Accurate control of As and Sb incorporation ratio during solid-source molecular-beam epitaxy

This paper reports an accurate method for controlling the As/Sb ratio in group-V alloys such as AlAs_xSb_1−x by modulating As₂ and Sb₂ beams during molecular beam epitaxy (MMBE). Experimental results show that the AlAs mole fraction is linearly proportional to the As-shutter duty-cycle, which is easy to control and extremely reproducible. Compared with conventional MBE the MMBE technique dramatically reduces the degree of dependence of AlAs mole fraction on the As₂ flux about an order of magnitude, providing a very straightforward means to obtain group-V alloys with required composition without changing group-V effusion-cell temperatures.

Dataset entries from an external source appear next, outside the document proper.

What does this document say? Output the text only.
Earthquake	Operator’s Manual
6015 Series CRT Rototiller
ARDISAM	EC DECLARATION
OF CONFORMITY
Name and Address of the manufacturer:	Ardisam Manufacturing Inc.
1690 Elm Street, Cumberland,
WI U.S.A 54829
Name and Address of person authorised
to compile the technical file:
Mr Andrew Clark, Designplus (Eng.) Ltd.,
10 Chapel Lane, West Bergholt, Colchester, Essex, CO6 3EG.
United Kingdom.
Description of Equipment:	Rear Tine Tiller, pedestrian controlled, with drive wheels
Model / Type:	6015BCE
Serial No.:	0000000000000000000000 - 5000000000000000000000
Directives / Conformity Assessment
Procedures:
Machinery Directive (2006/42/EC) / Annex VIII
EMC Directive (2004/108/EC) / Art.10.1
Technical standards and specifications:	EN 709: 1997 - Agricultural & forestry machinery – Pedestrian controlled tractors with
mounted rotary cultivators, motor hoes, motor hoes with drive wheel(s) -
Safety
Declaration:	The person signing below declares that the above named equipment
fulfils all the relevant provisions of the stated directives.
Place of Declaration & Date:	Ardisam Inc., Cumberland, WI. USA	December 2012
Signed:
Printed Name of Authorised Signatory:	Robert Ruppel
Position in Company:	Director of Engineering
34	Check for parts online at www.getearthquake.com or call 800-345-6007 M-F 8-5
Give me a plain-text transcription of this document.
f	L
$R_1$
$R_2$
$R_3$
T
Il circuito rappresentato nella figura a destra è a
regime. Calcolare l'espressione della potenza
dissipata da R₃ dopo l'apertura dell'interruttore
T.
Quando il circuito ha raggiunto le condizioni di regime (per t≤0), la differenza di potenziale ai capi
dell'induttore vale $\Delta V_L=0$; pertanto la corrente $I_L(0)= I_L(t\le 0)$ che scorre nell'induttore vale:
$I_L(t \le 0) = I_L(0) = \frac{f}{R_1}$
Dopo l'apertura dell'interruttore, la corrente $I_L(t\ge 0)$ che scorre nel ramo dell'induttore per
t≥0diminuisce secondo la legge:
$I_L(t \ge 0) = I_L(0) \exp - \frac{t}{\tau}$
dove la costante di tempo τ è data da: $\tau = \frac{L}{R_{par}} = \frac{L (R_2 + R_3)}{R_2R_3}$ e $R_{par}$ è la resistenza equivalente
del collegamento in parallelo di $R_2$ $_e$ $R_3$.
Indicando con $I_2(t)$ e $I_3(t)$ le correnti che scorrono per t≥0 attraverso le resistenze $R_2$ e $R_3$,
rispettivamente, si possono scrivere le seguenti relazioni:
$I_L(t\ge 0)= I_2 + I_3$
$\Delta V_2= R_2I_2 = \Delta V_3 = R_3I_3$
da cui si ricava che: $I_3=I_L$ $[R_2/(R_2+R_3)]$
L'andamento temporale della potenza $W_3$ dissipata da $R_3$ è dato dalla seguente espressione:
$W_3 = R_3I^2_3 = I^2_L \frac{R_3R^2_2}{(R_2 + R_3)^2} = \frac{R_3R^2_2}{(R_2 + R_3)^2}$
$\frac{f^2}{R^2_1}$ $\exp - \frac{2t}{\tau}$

X-ray diffraction measurements reveal that the typical lattice mismatch for thick AlAs_xSb_1−x cladding layers in laser structures grown on InAs is less than 6.5 × 10⁻⁴. In addition, MMBE dramatically improves the surface morphology and crystalline quality. Based on these improvements, room temperature photoluminescence from GaAs_0.08Sb_0.92/AlAs_0.16Sb_0.84 single quantum well structures and cw operation of InAs/AlAs_0.16Sb_0.84 lasers up to 95 K are also observed for the first time. It is expected that this method can also be applied to the MBE growth of other group-V alloys.